On Wednesday morning, the Union County Health Department (UCHD) adopted a resolution to force residents in Raymond and Peoria to abandon their private septic systems and start using a public system.
The Union County Commissioners were ordered by the Ohio EPA to construct a public septic system in Peoria, which was completed in 2015, to combat a number of properties with failing sewage systems that discharged and created unsanitary conditions in nearby areas.
According to the resolution, the UCHD must order “owners, agents or assignees of the properties… to properly abandon the private household sewage treatment system serving the property and connect to the system installed and maintained by the Board of County Commissioners.”
“Once the project was substantially complete, which was in July 2015, we had six months to get everyone connected,” Union County assistant engineer Bill Narducci said. “We knew that was an aggressive timeframe and, when talking to other communities similar to ours, we knew that necessarily wasn’t going to mean we’d get 100 percent (of people connected) even though that was what our goal was.”
Narducci said, since 2015, residents of Raymond and Peoria have received letters of correspondence, as well as had the chance to attend public meetings hosted by the UCHD, to connect to the public septic system. He said the system serves nearly 160 customers, and since 2015, there are still around 20 homes that have not yet connected.
“(The residents) were well aware of the project in advance but, like a lot of situations, it’s a financial factor,” he said. “Fortunately, we were able to fund 100 percent of the people who applied, which is a good thing, but we know there were probably more people who could have taken advantage of it but, for whatever reason, didn’t respond well after the project’s deadlines.”
He said there is funding available for those who can’t afford to connect to the public septic system. With this, he said the county was “fortunate enough” to qualify for a lot of grant funding to assist residents because of it being a low-income area. However, he said a lot of the residents who “could have qualified” or “were just over the threshold” did or could not “take advantage of some of the opportunities we had to physically connect them to the system.”
Narducci said he then reached out to the UCHD to find out how to get the remaining people to connect. In early 2016, he said, during assessment hearings, the county had the ability to “assess property owners on their tap fee,” which is a monthly user fee of $54.50 in the system. He said, though strange sounding, it was a way to charge every resident a user fee, even if they hadn’t connected to the system yet.

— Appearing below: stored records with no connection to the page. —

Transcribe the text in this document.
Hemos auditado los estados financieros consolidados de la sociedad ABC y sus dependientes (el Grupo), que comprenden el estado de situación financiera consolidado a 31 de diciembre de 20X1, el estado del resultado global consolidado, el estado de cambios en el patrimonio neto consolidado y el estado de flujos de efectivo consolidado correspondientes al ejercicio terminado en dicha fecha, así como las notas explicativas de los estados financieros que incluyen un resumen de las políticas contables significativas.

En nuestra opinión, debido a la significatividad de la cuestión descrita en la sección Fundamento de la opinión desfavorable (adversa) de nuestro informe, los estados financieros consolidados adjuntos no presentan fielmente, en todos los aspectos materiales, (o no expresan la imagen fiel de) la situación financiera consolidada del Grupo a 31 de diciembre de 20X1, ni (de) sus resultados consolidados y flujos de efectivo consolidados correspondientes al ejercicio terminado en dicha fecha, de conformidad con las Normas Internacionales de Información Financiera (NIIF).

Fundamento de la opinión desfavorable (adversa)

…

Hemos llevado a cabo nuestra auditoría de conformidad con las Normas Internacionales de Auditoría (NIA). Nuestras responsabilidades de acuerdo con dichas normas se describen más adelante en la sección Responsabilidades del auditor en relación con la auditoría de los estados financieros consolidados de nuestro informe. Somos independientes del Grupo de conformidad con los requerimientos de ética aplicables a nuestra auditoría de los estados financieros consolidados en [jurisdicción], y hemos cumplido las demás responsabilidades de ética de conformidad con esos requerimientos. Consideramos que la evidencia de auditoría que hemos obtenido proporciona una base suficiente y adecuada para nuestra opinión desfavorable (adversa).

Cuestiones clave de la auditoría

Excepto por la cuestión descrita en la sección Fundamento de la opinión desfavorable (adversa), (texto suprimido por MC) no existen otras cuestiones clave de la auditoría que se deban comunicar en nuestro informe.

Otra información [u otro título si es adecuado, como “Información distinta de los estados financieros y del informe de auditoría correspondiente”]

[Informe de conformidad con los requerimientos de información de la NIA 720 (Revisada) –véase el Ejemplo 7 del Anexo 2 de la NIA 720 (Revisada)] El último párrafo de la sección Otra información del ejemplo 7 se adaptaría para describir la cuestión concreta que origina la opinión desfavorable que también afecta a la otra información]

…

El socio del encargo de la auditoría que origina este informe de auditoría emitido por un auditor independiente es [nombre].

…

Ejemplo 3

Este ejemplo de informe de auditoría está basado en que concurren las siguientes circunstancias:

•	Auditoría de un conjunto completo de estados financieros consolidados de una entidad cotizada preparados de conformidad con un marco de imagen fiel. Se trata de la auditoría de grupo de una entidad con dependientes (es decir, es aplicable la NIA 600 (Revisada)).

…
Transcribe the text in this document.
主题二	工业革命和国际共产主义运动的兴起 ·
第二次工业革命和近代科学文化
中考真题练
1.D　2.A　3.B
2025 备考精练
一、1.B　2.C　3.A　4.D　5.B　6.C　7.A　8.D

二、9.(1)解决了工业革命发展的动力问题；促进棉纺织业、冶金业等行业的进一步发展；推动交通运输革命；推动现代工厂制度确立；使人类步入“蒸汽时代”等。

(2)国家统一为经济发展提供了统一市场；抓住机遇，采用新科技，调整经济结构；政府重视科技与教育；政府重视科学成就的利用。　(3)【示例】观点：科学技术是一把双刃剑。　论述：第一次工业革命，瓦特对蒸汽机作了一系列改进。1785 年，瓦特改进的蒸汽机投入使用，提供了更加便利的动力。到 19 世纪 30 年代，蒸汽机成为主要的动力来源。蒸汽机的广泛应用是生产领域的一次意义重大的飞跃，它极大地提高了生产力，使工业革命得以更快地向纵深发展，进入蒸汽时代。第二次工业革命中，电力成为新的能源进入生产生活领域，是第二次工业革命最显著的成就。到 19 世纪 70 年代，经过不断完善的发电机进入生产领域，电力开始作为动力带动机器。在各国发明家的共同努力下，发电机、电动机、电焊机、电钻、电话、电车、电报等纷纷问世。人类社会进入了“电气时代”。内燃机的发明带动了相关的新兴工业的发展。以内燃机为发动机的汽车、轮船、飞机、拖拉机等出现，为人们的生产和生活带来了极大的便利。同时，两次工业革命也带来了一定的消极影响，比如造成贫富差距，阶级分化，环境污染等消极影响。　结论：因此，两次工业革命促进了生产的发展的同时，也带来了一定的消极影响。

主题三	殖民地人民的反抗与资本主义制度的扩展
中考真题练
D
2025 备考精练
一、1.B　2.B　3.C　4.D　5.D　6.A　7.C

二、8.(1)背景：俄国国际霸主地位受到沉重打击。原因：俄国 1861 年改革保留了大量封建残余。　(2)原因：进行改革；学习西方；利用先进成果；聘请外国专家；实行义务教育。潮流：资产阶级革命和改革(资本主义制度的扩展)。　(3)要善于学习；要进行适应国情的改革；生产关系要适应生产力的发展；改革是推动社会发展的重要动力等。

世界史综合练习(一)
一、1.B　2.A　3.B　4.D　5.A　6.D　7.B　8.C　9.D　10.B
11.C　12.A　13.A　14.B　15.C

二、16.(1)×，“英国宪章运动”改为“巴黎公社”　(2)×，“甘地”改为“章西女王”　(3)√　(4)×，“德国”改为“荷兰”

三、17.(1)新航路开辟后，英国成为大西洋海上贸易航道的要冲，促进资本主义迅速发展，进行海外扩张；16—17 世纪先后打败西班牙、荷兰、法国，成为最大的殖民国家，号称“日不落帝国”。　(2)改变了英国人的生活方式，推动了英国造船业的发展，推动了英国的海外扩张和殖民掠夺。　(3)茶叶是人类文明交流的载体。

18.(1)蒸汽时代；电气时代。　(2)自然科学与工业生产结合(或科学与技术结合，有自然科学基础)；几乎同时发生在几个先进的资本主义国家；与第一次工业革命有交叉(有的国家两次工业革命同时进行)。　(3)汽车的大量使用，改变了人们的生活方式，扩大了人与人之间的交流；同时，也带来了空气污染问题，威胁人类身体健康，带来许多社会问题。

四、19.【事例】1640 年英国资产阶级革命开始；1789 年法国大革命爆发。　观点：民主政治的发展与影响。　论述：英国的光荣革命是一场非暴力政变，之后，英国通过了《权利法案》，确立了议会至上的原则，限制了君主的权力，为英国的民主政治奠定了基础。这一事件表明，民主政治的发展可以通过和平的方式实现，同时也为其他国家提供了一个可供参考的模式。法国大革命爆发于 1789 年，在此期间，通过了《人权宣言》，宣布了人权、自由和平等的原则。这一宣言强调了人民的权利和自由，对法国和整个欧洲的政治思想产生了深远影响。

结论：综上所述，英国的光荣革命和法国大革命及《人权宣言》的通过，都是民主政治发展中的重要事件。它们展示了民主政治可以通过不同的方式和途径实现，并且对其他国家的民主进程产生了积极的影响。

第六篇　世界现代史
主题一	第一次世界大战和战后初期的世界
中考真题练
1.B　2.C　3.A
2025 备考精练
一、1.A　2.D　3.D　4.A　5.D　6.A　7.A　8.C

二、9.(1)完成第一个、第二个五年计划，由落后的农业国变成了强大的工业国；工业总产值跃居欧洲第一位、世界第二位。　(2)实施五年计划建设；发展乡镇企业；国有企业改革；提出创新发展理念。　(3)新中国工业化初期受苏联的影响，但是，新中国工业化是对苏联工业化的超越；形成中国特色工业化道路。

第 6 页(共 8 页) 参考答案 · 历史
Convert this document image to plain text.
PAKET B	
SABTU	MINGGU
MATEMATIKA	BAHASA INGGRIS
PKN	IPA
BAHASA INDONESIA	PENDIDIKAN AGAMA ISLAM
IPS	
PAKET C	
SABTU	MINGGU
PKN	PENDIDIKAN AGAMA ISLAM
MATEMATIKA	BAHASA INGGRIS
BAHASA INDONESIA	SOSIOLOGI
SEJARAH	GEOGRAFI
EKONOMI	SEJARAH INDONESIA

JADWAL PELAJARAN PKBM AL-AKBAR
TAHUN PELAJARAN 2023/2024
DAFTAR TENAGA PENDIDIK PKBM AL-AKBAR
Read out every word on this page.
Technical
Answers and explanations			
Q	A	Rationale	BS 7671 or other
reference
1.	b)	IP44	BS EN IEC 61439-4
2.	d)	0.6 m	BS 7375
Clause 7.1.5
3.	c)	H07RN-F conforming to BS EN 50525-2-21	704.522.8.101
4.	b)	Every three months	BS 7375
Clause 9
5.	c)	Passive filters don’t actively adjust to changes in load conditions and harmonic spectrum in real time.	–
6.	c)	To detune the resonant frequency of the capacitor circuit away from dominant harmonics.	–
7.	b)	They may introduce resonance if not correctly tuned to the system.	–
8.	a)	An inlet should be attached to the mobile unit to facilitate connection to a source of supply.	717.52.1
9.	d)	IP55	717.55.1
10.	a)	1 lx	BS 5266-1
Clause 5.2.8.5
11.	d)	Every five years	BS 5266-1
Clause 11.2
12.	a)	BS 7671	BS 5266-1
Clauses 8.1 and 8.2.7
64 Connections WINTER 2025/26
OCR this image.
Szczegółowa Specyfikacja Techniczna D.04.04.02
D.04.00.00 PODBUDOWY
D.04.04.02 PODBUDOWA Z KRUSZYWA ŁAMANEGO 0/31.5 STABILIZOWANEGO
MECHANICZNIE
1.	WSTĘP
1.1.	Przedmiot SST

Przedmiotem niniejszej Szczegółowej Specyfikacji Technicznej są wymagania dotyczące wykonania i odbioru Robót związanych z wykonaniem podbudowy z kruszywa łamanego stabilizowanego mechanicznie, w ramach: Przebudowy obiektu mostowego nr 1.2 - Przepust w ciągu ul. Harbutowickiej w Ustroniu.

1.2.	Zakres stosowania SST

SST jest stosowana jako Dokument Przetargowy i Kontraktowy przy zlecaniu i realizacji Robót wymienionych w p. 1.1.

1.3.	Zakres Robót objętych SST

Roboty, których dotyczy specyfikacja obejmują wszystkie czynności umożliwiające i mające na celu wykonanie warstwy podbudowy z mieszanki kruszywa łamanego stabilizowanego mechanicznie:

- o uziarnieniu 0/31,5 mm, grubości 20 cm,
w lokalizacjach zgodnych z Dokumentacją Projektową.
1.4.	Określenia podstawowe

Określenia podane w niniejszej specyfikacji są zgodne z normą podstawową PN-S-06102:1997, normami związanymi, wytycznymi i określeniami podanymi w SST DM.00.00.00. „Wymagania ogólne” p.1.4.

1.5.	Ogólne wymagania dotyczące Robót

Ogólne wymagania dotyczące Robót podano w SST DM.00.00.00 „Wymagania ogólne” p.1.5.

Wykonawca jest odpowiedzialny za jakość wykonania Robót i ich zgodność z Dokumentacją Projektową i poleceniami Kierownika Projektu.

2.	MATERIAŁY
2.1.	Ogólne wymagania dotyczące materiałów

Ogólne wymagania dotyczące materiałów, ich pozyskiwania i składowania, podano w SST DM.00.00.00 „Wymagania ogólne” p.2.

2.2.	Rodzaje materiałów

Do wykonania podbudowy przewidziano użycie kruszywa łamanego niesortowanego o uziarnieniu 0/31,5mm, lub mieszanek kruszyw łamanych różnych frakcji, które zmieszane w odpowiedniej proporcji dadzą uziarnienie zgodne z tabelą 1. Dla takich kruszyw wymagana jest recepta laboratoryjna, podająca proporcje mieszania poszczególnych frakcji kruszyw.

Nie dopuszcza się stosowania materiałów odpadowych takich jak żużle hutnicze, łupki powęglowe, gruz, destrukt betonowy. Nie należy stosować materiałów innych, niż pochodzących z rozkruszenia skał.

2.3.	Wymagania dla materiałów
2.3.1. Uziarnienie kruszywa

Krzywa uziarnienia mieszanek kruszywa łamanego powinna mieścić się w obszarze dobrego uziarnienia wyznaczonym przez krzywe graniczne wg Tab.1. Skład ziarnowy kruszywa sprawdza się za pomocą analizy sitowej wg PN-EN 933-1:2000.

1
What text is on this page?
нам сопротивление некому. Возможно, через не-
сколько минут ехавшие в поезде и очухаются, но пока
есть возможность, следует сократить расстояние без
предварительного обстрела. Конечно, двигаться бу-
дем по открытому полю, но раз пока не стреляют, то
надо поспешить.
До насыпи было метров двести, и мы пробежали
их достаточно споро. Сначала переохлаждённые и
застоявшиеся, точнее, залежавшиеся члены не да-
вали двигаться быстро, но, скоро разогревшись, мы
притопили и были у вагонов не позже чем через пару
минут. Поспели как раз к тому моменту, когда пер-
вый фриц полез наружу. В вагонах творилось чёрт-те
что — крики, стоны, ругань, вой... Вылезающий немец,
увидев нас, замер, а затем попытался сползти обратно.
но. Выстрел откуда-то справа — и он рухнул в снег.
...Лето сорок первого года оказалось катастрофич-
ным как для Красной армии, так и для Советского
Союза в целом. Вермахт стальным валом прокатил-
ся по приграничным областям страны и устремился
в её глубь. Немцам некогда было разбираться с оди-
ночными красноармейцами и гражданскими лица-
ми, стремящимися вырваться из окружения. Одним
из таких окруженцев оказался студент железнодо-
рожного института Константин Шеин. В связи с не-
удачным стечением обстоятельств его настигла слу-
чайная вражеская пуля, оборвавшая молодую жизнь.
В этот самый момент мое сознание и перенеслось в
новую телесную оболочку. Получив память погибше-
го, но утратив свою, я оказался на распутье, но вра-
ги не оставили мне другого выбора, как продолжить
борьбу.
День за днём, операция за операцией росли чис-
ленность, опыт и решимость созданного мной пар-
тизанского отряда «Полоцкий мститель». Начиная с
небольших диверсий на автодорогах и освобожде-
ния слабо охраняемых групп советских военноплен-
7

“That was our way of incentivizing people to connect,” he said. “Basically, you’re going to be paying for the service anyway; you might as well connect.”
Connection fees can cost $3,500 for single family residences, but if people had fallen below the income threshold, the fee would be waived. However, this would have only happened if applicants had responded before January and February 2016.
Health Commissioner Jason Orcena said the UCHD will have to take residents, who don’t eventually connect to the public system, to court as those who are in violation of health codes, which can carry penalties such as fees and jail time. He said the department is working very hard to not put someone in jail because of this.
“Most of these properties do not have a solution to an on-site system,” he said. “We have a long history with a lot of those properties … where we’ve been working with the homeowners for years because they had recorded problems already.”
Orcena said, because the UCHD is dealing with large enough areas villages with this situation, unlike single houses, the EPA had to step in. That led to the need to create one sewage system, as there wasn’t enough space to put a functional on-property, private system for the issue and there was no repair available.
Also at the meeting, the UCHD has entered into an agreement with Kent State University to help develop the Union County Community Health Improvement Plan (CHIP) through Dec. 31. CHIP is the county’s plan as to address health issues and how they’ll be dealt with. It was originally created in 2013.
Shawn Sech, UCHD director of health promotion and planning, said she reached out to other universities to help facilitate conversations about the plan, and Kent State agreed to take it up with the cheapest offer.
Also discussed at the meeting, the UCHD has accepted a $15,420 grant to go toward an active transportation program involving bicycling from Aug. 1 to July 31, 2018.
In total, there will be 16 bicycles, 16 helmets, 16 bike locks and seven bike racks. There will be five bike racks at Memorial Hospital and one rack each at the Mental Health and Recovery Board and the UCHD building.
Sech said the department originally asked for up to $90,000 because that was the most it could apply for, but it got rejected. If the department would have received that grant money, she said the UCHD would have been able to connect a bike trail from Mill Valley to Plain City. She said it would also provide complete signage and road markers, besides buying the bicycles, racks and other equipment.
“The proposal we were putting in, similar to other projects we had done, the city and county were able to donate the labor,” she said. “We were just asking for the money for the materials themselves and we just didn’t get funded. We knew it was a shot in the dark.”